Kürtler söz konusu olduğunda, Türkiye’nin solu ve sağı aynı stadyumda top koşturuyorlar. Türkiye’de siyasal arenada herşey kendine özgü gelişim gösteriyor. Dünyada sol, gelişim gösterirken ve bütün sorunlara çözüm üretebilmişken, Türkiye’de büyük bir sol kitleye rağmen, gelişim gösteremedi ve sürekli bir kenarda bekledi, çoğu kezde devlet solu tarafından bile dışlandı, gelişimi engellendi. Radikal sol, devlet solu (CHP) tarafından hep tehlikeli bulunmuş, gelişimi engellenmiştir. CHP, Kürtleri kabul etseydi, sol çizgisi bir işe yarayabilir, devleti sağa teslim etmezdi. Kürtlere düşmanlık, CHP’yi beş para etmez bir duruma düşürdü ve sol damarını zehirledi, işe yaramaz hale getirdi. Devletin sözde bekası söz konusu olsun, CHP, bütün toplumsal değerleri bir tarafa itiyor, önemsemiyor ama diğer taraftanda iktidarı sözde eleştirip, ben muhalefetim diyor hatta Kürt sorunun en iyi ben çözerim demişti. Görüldüğü gibi, Türkiye’nin bütün sorunlarının çözülememesi, gelip Kürt sorununun çözümsüz kalmasına dayanıyor. Devlet solu-CHP, Kürtlerin inkar ve asimile edilmesi için, karşı olduğu İslamcı-dinci siyasetle bile el ele verdi ve Türkiye’nin başına bela etti. Solun gelişememesi ve iktidar olamaması, Türkiye’yi çok ağır hastalıklı bir duruma düşürdü. Sağ zihniyet, CHP’nin eliyle ve yardımıyla devletin her köşesini ele geçirdiler, zam, zulüm, yoksulluk, işsizlik, yolsuzluk, devletin arpalığından beslenme bir kültür ve rejim haline geldi. Türkiye, tarihinin en kötü dönemini yaşıyor. Kürt kimliğinin inkarı ve Kürtleri asimile etme siyaseti, Türkiye’yi uçurumun kenarına getirdi, sol kesimleride çürümenin eşiğine getirdi. Türkiye’de her tarafta mantar gibi çeteler ve mafya türedi. Kürtleri asimile etmek ve Kürt Siyasal Hareketini bitirmek için, dünyaya pazarlamadığı maddi bir değer bırakmadılar, hepsini pazarladılar. Bazı sol kesimlerde, kendilerine saldırı yapılmasın diye, Kürtlerle siyasal ittifak yapmaktan çekiniyorlar, kimileride milli bir çizgide duruyor, CHP’ye daha çok yanaşıyorlar.
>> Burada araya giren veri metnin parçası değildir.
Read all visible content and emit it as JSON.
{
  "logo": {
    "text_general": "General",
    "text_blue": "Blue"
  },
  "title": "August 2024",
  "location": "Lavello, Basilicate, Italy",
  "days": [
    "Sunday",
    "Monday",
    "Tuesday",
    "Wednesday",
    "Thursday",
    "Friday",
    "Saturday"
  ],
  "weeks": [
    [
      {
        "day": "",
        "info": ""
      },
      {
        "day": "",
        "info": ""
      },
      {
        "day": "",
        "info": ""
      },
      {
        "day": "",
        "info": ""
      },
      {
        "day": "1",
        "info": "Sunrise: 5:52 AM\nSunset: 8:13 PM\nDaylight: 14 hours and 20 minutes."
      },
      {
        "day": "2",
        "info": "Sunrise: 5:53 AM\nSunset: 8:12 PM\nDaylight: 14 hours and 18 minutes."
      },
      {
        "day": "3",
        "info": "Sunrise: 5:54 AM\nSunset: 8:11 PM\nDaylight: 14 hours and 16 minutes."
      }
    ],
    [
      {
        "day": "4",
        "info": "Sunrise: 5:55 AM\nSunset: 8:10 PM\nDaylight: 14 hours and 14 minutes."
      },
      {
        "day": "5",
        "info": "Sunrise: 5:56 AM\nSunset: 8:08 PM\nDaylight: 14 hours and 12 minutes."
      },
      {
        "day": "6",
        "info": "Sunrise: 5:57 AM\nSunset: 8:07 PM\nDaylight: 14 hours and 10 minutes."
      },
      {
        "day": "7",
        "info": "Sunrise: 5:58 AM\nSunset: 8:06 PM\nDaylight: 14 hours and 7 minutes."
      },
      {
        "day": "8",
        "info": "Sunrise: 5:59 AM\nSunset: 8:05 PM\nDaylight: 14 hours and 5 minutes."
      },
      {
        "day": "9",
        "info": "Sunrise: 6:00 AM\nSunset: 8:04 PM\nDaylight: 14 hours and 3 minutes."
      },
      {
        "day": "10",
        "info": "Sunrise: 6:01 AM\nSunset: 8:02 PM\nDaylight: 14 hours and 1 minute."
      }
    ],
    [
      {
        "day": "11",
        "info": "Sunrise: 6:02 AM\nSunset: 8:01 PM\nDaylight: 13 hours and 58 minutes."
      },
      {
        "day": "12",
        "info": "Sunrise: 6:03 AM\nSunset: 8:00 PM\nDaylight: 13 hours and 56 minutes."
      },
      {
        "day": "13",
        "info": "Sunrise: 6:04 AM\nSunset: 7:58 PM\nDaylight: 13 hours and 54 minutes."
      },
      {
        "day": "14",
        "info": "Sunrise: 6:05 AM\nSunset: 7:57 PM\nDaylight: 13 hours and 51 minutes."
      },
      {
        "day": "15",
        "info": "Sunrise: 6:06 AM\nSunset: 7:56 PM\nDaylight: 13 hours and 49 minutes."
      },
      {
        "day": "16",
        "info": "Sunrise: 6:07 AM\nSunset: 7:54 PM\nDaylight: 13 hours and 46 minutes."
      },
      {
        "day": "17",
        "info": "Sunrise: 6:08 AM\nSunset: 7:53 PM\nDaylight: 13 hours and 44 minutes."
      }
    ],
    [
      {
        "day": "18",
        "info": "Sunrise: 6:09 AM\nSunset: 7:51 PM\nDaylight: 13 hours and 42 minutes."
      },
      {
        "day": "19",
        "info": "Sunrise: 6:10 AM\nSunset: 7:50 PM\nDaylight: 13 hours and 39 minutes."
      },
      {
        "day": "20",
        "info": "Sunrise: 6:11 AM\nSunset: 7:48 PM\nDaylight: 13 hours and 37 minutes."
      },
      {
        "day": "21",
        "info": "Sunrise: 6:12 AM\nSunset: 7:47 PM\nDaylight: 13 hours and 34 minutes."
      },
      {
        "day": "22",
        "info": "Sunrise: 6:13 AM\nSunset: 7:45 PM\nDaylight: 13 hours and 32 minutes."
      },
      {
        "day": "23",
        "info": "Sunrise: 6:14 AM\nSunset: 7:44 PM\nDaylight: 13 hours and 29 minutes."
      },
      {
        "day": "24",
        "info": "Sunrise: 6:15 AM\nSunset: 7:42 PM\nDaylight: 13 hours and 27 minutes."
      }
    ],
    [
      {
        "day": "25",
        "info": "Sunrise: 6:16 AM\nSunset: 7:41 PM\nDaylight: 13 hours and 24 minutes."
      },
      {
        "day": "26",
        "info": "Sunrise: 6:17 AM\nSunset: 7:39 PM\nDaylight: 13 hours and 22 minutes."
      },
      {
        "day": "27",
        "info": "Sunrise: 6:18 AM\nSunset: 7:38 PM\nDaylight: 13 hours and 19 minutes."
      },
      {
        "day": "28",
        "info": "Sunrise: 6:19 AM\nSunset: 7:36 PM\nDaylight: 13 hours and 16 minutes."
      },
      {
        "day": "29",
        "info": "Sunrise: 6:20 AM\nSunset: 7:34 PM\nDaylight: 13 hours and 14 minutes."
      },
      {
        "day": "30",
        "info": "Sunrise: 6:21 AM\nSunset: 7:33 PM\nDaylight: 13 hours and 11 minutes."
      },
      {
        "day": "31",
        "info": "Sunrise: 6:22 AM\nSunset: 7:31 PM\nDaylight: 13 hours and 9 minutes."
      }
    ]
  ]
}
Millet İttifakıyla bile, beraber hareket edebileceğini söyleyen sol kesimler var. Millet İtifakı ki, Kürt düşmanı elmanın bir diğer yarısıdır. Türkiye’nin normal ekonomik sorunları, işçilerin-emekçilerin sorunları, köylünün ve çiftçinin durumu söz konusu olsun, bütün düzen partileri birbirlerini şiddetlice eleştiriyorlar, birbirlerine söylemedikleri söz bile bırakmıyorlar ama Kürtler ve Kürt sorunu söz konusu olsun, adı geçen ve birbirlerine ağza bile alınmayacak sözler söyleyen bu Millet İttifakı-Cumhur İttifakı ve bunların yanına sokulan diğer partilerin hepsi, el ele veriyorlar, Kürtlere sivri dişlerini gösteriyorlar. Buda gösteriyorki, Kürt sorunu çözülmeden, Türkiye’de ne ekonomi düzelir, ne siyasal istikrar sağlanır ne de sol kesimler gelişim gösterebilir. Kürt sorunu çözülürse, işte o zaman kim ne yaptığını ve nerede olduğunu ve hangi siyasete hizmet ettiğini bilir ve Türkiye’de taşlar o zaman yerli yerine oturur. Yani Kürt sorununun çözümü demek, ciddi ve tutarlı bir demokratileşme demektir.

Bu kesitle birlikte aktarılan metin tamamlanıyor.